The HEALS Act and Cutting Unemployment Expansion
Republicans have finally presented the outlines of a second stimulus package called the HEALS Act. It includes more money for a second stimulus check but leaves out an eviction moratorium extension which expired on the 25th of July or rental assistance of any kind. It also cuts the unemployment expansion of $600/wk that many American families depend on for necessities.
Mitch McConnell is saying that they want to incentivize people to go back to work by cutting the expanded unemployment aid of $600/wk and replacing it with $100-200 or 70% of what people would have made at their jobs.
Just the other day Steve Mnuchin said “We’re not using taxpayer money to pay people more to stay home.” What this means is he does not want to use taxpayer money to support taxpayers who do not have jobs because businesses are unable to reopen at full capacity, if at all.

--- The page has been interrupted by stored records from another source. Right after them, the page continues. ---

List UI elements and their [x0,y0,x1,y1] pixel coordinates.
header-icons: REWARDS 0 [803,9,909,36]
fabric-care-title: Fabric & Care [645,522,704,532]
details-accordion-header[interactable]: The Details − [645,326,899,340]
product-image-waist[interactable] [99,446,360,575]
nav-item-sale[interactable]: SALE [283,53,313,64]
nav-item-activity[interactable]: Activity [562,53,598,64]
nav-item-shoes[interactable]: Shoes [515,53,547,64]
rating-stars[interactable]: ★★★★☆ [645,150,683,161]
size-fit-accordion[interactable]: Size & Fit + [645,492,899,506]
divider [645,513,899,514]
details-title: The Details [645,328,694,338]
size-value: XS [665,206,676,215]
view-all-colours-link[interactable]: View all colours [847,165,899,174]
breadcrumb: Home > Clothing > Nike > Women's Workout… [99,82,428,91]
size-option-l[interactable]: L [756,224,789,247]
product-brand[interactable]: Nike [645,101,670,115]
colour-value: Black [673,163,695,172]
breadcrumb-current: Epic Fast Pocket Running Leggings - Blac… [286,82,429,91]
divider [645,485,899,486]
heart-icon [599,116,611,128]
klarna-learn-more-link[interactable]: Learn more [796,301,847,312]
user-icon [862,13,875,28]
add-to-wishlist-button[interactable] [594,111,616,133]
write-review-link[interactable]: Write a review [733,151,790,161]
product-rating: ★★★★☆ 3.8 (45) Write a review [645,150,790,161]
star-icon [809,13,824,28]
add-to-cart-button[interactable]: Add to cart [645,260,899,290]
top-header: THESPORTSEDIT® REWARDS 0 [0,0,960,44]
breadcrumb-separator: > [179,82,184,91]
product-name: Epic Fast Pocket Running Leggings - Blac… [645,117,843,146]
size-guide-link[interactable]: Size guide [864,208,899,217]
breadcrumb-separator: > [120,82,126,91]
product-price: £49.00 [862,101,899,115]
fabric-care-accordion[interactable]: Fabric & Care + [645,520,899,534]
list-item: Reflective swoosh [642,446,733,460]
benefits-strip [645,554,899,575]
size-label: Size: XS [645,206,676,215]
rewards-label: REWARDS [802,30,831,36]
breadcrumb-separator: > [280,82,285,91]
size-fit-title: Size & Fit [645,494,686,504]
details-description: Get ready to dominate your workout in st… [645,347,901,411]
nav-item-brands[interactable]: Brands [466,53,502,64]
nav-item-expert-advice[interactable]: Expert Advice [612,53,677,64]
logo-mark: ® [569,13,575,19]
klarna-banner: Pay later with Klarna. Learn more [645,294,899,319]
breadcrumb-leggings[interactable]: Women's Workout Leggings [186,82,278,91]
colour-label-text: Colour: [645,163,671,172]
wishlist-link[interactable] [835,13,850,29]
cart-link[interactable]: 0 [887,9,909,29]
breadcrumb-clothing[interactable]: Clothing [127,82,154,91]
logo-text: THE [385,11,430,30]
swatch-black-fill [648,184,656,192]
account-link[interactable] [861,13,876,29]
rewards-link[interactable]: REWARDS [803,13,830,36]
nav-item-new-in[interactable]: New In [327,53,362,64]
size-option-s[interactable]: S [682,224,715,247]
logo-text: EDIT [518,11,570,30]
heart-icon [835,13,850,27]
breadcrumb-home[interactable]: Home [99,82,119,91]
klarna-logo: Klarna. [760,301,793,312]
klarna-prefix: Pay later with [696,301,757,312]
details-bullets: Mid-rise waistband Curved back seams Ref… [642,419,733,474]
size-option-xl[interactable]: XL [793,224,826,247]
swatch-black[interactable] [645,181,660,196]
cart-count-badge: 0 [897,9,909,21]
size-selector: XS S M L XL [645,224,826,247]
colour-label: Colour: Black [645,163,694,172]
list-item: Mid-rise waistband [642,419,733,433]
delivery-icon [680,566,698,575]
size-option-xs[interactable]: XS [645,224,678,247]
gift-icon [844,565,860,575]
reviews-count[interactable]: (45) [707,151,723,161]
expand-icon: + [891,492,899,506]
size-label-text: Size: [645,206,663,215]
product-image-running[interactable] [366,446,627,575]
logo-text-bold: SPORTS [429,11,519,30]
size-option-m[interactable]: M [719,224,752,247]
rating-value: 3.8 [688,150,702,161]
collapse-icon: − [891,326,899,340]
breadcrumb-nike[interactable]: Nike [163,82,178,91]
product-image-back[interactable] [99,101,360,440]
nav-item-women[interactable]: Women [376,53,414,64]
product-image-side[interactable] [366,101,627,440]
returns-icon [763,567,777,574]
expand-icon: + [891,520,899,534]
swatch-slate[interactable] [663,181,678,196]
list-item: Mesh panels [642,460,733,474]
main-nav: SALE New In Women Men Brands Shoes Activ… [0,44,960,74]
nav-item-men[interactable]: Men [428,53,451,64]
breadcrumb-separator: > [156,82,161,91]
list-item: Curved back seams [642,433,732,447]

By refusing to support the American working class with their own tax dollars while millionaires get $1.6 million in tax cuts and billionaires get rich off of corporate bailouts, Congress is actually prolonging this crisis and making the economy worse. According to the Economic Policy Institute extending the $600 UI benefits through the middle of 2021 would provide an average quarterly boost to gross domestic product (GDP) of 3.7% and employment of 5.1 million workers.
Lisa Roberts, director of economic mobility at the Center For American Progress says, “Each dollar of unemployment insurance boosts economy-wide spending by $2. The Economic Policy Institute estimates that letting the $600 unemployment insurance extension expire would by itself lead to more job loss than happened in the recessions of the early 1990s or early 2000s.”
The HEALS Act also leaves out childcare funding, an eviction moratorium expansion, rental assistance, student loan relief, additional funding for local governments and other major crisis points that desperately need to be addressed and are intertwined with the health and economy of this country. But it did have an extra $30 billion for defense spending on top of $760 billion already passed.
Reducing the unemployment expansion and neglecting to address critical issues exacerbated by the pandemic isn’t just hypocritical and cruel, it’s bad for the economy and the public health of this country.